The Pernice Brothers – Goodbye, Killer

Categories : Folk + Roots, Music Reviews, Rock + Pop.

Rating: 2 / 5
Reviewer: Kevin Hartford

The Pernice Brothers’ fifth studio album, Goodbye, Killer, is the musical equivalent of a bowl of regular-flavour oatmeal. There’s a lot of nutrition in that bowl – vitamins, complex carbohydrates, fiber – but without sugar and flavouring it’s sort of just a bunch of beige-coloured mush. Goodbye, Killer has a lot of good in it, too – the songwriting, singing, and guitar-playing are all competent and above-average – but every song operates on such an even emotional keel that not once do the Pernice Brothers threaten to become anything other than mildly amiable.

‘Not the Loving Kind’ and ‘Goodbye, Killer’ are almost-ballads too peppy to be cathartic and too mopey to be straightforward pop. On ‘The Great Depression,’ frontman Joe Pernice repeats “I never want to die,” but without urgency, despair, defiance, or conviction. On ‘Newport News’ he sings, “My love is so easy to leave,” even though he doesn’t seem terribly upset about it. There’s little emotional connection to be made here.

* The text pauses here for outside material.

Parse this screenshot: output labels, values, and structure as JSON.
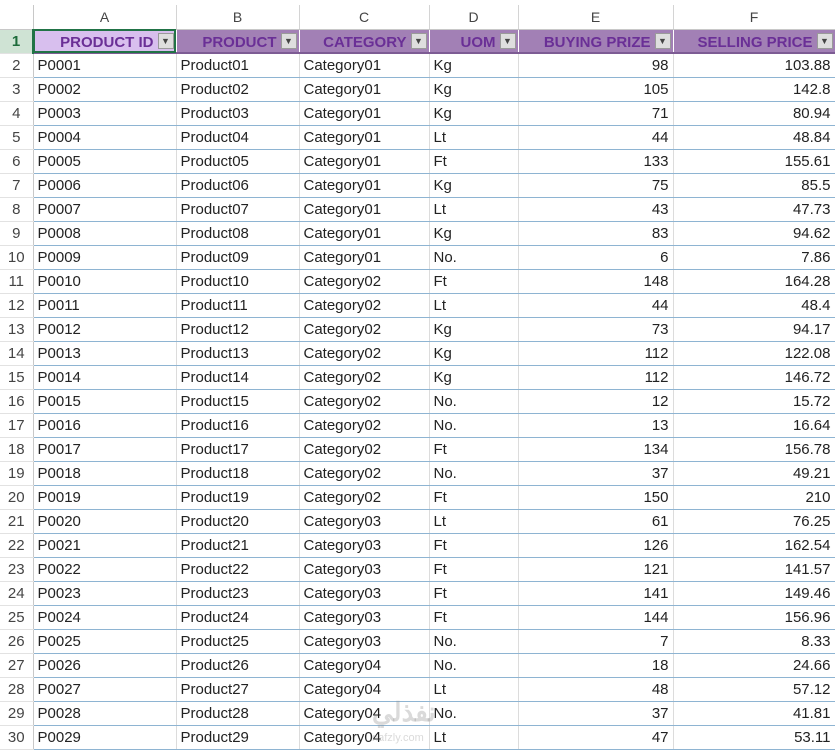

There’s also that nagging, persistent feeling you might be listening to a so-so Tom Petty album. Like Pernice, Petty is an artist who rarely gets out-and-out cathartic in his music, but unlike Pernice, Petty is so skillful in crafting hooks and playing with vocals you’re unlikely to ever notice. On Killer, it’s all you notice: no highs, no lows, just the same middle-of-the-road song playing over and over again.